Still more on the debate over whether it can ever be acceptable for a museum to sell work from its permanent collection to pay its bills.
Over at his Art Law Blog, the New York attorney Donn Zaretsky has what you might call a throw-all-the-pieces-in-the-air contribution from Adrian Ellis, who heads the arts consulting firm AEA Consulting, which on its website lists many museums among its clients.
These are Ellis’ crucial paragraphs:
Suppose that the rule were radically altered to: you can deaccession and spend the money on whatever you want – a new roof, working capital, education programs, or even a boffo night out with your chums on the board – provided that you ensure that the institution or individual to whom you sell commits in some binding form to equal or higher conservational standards and equal or higher public access.
If some feckless institutions fritter away their assets, so be it – those assets will be better looked after and more often seen that they would in the fritterer hangs onto them, probably out of public sight and below acceptable conservational standards.
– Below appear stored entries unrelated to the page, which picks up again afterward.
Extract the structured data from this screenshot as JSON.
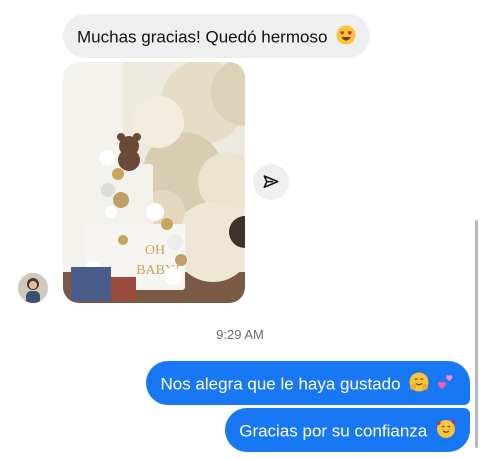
{
  "messages": [
    {
      "direction": "received",
      "text": "Muchas gracias! Quedó hermoso",
      "emoji": "heart-eyes-emoji"
    },
    {
      "direction": "received",
      "type": "photo",
      "cake_topper_text": "OH BABY!"
    },
    {
      "direction": "sent",
      "text": "Nos alegra que le haya gustado",
      "emoji": "hugging-face-and-pink-hearts-emoji"
    },
    {
      "direction": "sent",
      "text": "Gracias por su confianza",
      "emoji": "smiling-face-with-hearts-emoji"
    }
  ],
  "timestamp": "9:29 AM",
  "share_icon": "paper-plane-icon",
  "colors": {
    "sent_bubble": "#1877f2",
    "received_bubble": "#efefef",
    "timestamp_text": "#6b6b6b"
  }
}
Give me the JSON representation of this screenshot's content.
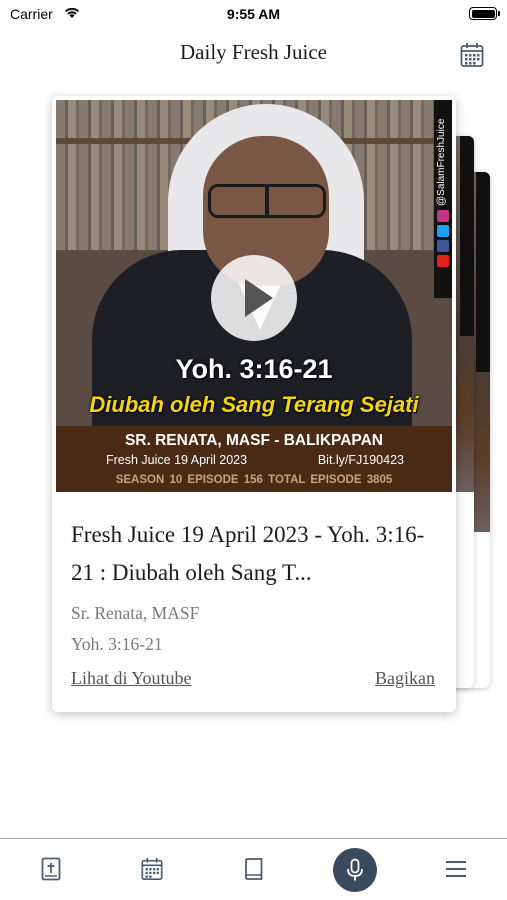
{
  "status_bar": {
    "carrier": "Carrier",
    "time": "9:55 AM"
  },
  "nav": {
    "title": "Daily Fresh Juice",
    "calendar_icon": "calendar-icon"
  },
  "card": {
    "thumbnail": {
      "handle": "@SalamFreshJuice",
      "verse": "Yoh. 3:16-21",
      "subtitle": "Diubah oleh Sang Terang Sejati",
      "name": "SR. RENATA, MASF - BALIKPAPAN",
      "date": "Fresh Juice 19 April 2023",
      "link": "Bit.ly/FJ190423",
      "meta": "SEASON 10    EPISODE 156    TOTAL EPISODE 3805"
    },
    "title": "Fresh Juice 19 April 2023 - Yoh. 3:16-21  :  Diubah oleh Sang T...",
    "speaker": "Sr. Renata, MASF",
    "reference": "Yoh. 3:16-21",
    "youtube_label": "Lihat di Youtube",
    "share_label": "Bagikan"
  },
  "tabs": [
    {
      "name": "bible",
      "icon": "bible-icon"
    },
    {
      "name": "calendar",
      "icon": "calendar-icon"
    },
    {
      "name": "book",
      "icon": "book-icon"
    },
    {
      "name": "record",
      "icon": "microphone-icon"
    },
    {
      "name": "menu",
      "icon": "menu-icon"
    }
  ],
  "colors": {
    "accent_record": "#3a4b5e",
    "subtitle_yellow": "#f5d60d",
    "band_brown": "#4a2a14"
  }
}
And those institutions that are in straightened circumstances not of their own making could make a judicious decision about deaccessioning without the current radioactive hyper-politicized stigma surrounding them.
It may be that such a circumscribed market would in effect be so illiquid as to be of little help. But I suspect this is not the case – that there are still enough cash rich institutions (or boards) around to make it reasonably liquid. Maybe the AAMD could be the market maker or at least the regulator.
It’s an intriguing thought. If nothing else it has the advantage of making continuing and even improved public access the required benefit of any sale. But I continue to believe that a regime that never penalizes emergency deaccessioning would tempt too many museums to treat their collections as part of their revenue stream. In earlier posts Zaretsky has asked why should we expect museums to abuse the prerogative of emergency deaccessioning when we assume that the same museums will act judiciously when deciding to sell art for the sanctioned purpose of raising funds to buy new art, which under the current system is the sole approved reason for selling art from the collection. To which I can only say that the recent examples of the Barnes Foundation, the National Academy Museum and the L. A. Museum of Contemporary Art show that the danger of lax institutional management is more real than the danger of museums selling important work to buy new work, which is something you see a lot less of. (And yes, I’m aware that last year the Albright-Knox Gallery in Buffalo did just that, but I think that sale was somewhat sui generis in that the Albright-Knox offered the reason — think of it what you will — that it was simply refining its mission as a museum devoted to contemporary art.)
On a more detailed question — wouldn’t a standard of “equal or higher public access” to a work of art mean that institutions in large cities could only sell to institutions in cities of roughly the same size? Even if Alice Walton provides a splendid setting for Asher Durand’s Kindred Spirits, which she bought four years ago from the New York Public Library for her forthcoming Crystal Bridges Museum in Bentonville, Ark., she has still taken it to a relatively remote location where fewer people are likely to see it. If public access is the standard, then could work never flow from larger to smaller cities?
Having said all that I still think that sometimes a museum must sell something to avoid collapse. And I’m not sure of just how organizations like the Association of Art Museum Directors (AAMD) can arrive at a system to make allowances for those instances without enabling bad management practices that produce chronic basket cases like the National Academy Museum. But I have one thought — time limited penalties. Instead of banning its member museums permanently from working with the National Accademy or lending it works of art, as the AAMD has now done, why not establish a well-advertised penalty of, say, a five-year ban for museums that poach from their own collections? That might be a sufficient discouragement to make all museums understand that if they let their finances get badly out of order they will get spanked, but it would also leave open the prospect that if an offender gets itself on a firm footing again it can still get back into the game.
Over at Modern Art Notes the blogger Tyler Green has taken the position that failed institutions should just be allowed to fail, and let their collections pass to other non-profit institutions that will display them. I think that loses sight of an important point, but I’ll get to it in a later post.